Replacing Critical Materials with Abundant Materials - The Role of the Chemical Sciences in Finding24 Nov 2019 10:17
National Research Council (US) Chemical Sciences Roundtable.
Washington (DC): National Academies Press (US); 2012.
Part 1:
Replacing critical materials with abundant materials, particularly in applications that use large amounts of catalysts, would have many benefits. Abundant materials are cheaper, less susceptible to supply fluctuations, and more environmentally benign. Cheap and abundant metals also can be less selective, less tolerant of functional groups, and use more expensive ligands than rare and expensive metals, but research gradually is reducing these shortcomings.

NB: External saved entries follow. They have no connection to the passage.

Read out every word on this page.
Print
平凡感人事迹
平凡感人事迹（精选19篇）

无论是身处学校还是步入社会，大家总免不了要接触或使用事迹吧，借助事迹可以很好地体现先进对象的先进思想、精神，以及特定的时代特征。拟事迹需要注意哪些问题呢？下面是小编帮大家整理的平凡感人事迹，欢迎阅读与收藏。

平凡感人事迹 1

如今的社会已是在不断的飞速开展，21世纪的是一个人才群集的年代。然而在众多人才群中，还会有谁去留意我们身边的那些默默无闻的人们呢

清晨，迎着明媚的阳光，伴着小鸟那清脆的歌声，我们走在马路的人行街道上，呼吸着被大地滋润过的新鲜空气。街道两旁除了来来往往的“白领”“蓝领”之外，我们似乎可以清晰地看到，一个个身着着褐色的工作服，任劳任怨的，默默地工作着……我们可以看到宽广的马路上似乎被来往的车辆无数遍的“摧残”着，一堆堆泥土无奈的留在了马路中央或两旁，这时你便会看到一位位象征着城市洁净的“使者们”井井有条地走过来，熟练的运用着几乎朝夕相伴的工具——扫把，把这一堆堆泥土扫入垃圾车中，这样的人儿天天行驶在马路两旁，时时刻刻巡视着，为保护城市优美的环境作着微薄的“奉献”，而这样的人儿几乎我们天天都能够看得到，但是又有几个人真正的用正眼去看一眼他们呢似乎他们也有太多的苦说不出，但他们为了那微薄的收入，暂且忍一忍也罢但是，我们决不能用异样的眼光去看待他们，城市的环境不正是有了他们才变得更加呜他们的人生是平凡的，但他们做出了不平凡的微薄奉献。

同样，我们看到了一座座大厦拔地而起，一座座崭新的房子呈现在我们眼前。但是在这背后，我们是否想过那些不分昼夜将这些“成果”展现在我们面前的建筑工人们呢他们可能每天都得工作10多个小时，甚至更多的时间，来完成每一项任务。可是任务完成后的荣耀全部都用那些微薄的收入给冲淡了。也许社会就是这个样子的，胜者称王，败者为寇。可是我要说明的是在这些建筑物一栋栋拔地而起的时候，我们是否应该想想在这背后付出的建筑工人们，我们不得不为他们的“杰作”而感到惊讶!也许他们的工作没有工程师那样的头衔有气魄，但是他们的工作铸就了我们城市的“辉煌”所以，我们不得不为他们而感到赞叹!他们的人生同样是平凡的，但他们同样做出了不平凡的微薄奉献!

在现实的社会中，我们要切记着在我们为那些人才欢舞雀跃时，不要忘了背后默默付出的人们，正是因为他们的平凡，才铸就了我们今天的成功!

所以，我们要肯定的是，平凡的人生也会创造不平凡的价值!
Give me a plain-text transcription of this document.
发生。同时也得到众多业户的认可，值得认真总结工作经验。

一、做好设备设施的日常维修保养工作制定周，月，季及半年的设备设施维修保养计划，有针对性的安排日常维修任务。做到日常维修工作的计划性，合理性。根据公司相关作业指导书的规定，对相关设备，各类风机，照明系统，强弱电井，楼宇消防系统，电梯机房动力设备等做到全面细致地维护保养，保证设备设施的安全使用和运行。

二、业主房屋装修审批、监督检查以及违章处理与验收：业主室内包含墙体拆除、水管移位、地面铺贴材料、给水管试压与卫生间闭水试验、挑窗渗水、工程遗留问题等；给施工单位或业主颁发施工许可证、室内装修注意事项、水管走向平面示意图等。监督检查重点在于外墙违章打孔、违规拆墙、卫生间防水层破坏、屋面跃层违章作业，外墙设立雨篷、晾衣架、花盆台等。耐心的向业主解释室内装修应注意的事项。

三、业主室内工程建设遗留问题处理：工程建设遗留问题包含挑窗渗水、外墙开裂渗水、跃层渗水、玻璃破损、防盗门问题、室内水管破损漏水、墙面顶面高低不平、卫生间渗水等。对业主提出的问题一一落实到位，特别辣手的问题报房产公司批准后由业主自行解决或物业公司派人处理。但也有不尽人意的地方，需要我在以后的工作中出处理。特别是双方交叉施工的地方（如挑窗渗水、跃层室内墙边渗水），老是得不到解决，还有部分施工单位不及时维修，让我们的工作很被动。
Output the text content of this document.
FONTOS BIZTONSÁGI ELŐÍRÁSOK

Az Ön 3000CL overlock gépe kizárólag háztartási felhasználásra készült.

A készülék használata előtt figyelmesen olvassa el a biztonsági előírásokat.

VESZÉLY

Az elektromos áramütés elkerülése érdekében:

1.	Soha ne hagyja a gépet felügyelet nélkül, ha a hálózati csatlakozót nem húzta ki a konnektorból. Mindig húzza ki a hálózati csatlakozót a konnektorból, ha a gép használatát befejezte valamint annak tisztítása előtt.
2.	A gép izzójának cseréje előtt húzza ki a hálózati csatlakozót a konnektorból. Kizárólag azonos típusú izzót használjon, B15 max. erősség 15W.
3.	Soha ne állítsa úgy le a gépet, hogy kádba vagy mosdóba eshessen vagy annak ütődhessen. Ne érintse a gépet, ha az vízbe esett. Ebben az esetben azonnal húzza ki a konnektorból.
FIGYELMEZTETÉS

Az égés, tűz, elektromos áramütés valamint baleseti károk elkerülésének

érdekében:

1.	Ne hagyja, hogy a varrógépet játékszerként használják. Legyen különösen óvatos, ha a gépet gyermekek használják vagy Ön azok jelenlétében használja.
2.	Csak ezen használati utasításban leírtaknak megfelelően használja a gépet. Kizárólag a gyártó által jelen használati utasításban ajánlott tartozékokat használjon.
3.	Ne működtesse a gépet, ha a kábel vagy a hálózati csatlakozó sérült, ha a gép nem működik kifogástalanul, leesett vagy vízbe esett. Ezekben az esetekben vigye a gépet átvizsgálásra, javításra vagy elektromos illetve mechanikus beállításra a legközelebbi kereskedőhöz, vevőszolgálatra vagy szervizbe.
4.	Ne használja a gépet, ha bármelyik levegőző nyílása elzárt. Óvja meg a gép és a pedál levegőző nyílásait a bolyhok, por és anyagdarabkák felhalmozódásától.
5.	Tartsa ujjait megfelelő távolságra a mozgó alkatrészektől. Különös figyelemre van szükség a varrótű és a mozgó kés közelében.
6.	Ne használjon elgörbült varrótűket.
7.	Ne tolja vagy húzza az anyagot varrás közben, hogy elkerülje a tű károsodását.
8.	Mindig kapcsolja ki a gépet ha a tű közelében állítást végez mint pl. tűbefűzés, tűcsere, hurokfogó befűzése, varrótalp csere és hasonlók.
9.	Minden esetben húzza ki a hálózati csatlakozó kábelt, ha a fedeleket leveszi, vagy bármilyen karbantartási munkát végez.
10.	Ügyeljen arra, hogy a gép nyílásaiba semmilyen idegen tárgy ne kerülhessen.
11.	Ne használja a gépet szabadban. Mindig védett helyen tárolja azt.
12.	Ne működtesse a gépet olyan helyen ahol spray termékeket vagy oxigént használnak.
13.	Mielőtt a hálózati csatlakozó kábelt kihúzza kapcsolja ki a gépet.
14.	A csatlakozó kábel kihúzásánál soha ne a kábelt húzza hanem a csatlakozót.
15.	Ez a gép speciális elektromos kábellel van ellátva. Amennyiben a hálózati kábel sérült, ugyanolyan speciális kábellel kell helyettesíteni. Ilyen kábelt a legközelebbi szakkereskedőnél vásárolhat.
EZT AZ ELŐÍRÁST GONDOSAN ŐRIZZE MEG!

A particular application discussed in this chapter is the use of precious metals in automotive catalytic converters. The automotive industry is a major user of platinum, palladium, and rhodium in catalytic converters, which has spurred research on the use of other types of materials as catalysts. Although no good alternatives to the use of these materials yet exist, promising approaches are being investigated.
In many important processes powered by a homogeneous catalyst, the cost of the catalyst’s metal component is a small part of the overall expense. Nonetheless, chemists are developing novel reaction schemes that use homogeneous catalysts made with “cheap metals,” said Morris Bullock, Laboratory Fellow and Director of the Center for Molecular Electrocatalysis at the Pacific Northwest National Laboratory (PNNL). These efforts are centered on using abundant, inexpensive metals—mostly first-row metals, but also molybdenum and tungsten—to replace precious metals.
Even in cases where an expensive metal is a fraction of a catalyst’s total cost, creating efficient catalysts from inexpensive metals is likely to produce significant savings, said Bullock. Platinum, on a per mole basis, is approximately 4,000 times more expensive than nickel and 10,000 times more expensive than iron. Similarly, palladium is 3,000 times more expensive than copper, while ruthenium is 2,000 times more expensive than iron.
Palladium-based homogenous catalysis, in particular, is of critical importance in the pharmaceutical and agricultural industries for forming carbon-carbon bonds. The 2010 Nobel Prize in Chemistry was awarded for palladium-catalyzed cross-coupling reactions, which can be used to make virtually any type of carbon-carbon bond needed. The powerful Buckwald-Hartwig carbon-nitrogen bond-forming reactions are another class of palladium-catalyzed chemistries used widely in the pharmaceutical and agricultural industries (Hartwig, 1998; Wolfe et al., 1998). This latter set of reactions, Bullock noted, uses palladium loadings as low as 10 parts per million (ppm), so the expense of the precious metal in this case is not a significant factor.